Kerala's plantation industry is looking for policy support from the State government to sustain the sector, which is passing through a severe crisis due to the high cost of production and a drought.

Industry representatives who met State Finance Minister Thomas Issac sought support by way of abolition of plantation tax and agricultural income tax, removal of seigniorage on rubber trees and financial support for soil and water conservation facilities.

The representatives highlighted the urgency in the wake of the severe crop loss and estates' inability to offer employees work.

“If this situation continues and if the MNREGS programmes can be extended to the plantation workers during this summer season, it will mitigate the ill effects of climate change on employment”, said Thomas Jacob, Chairman, Association of Planters of Kerala (APK).

Production plummets

APK, in a pre budget memorandum, pointed out that the plantation sector is passing through one of the worst droughts in 115 years and output has plunged 30 per cent in tea, 14 per cent in rubber, 60 per cent in cardamom and 40 per cent in coffee.

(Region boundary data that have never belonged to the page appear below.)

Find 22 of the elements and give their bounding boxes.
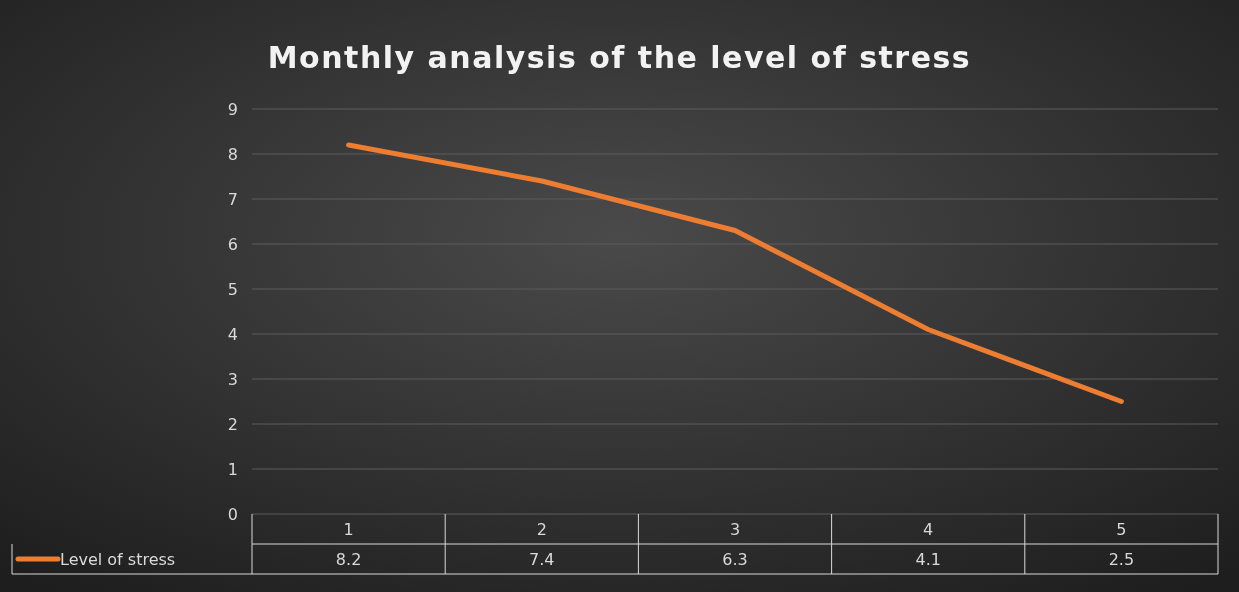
data-label: 6.3 [722, 549, 748, 569]
x-tick-label: 4 [923, 519, 934, 539]
y-tick-label: 5 [227, 279, 238, 299]
legend-label: Level of stress [60, 549, 176, 569]
y-tick-label: 4 [227, 324, 238, 344]
data-label: 2.5 [1108, 549, 1135, 569]
y-tick-label: 1 [227, 459, 238, 479]
y-tick-label: 8 [227, 144, 238, 164]
data-label: 8.2 [335, 549, 362, 569]
data-label: 4.1 [915, 549, 941, 569]
x-tick-label: 2 [536, 519, 547, 539]
chart-title: Monthly analysis of the level of stress [267, 40, 972, 75]
y-tick-label: 2 [227, 414, 238, 434]
y-tick-label: 7 [227, 189, 238, 209]
y-tick-label: 0 [227, 504, 238, 524]
y-tick-label: 6 [227, 234, 238, 254]
y-tick-label: 9 [227, 99, 238, 119]
data-label: 7.4 [529, 549, 555, 569]
y-tick-label: 3 [227, 369, 238, 389]
x-tick-label: 1 [343, 519, 354, 539]
x-tick-label: 5 [1116, 519, 1127, 539]
x-tick-label: 3 [729, 519, 741, 539]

Kerala is the only state in South India to levy agricultural income tax at 30 per cent whereas it is zero in Tamil Nadu. This high rate put the industry without any surplus to plough back into plantations for further development, thus leaving it perennially sick.

With regard to seigniorage on rubber trees, the planters body said that Kerala levies ₹2,500 per cubic metre, nearly the value of timber. Rubber cultivation being an agricultural operation, it is unjustifiable for seigniorage to be levied on trees, it said.

Thus resource-generation capacity to replant from existing rubber plantations has become highly restricted.

This exorbitant rate depletes grower from funds to take up re-plantation, the body added.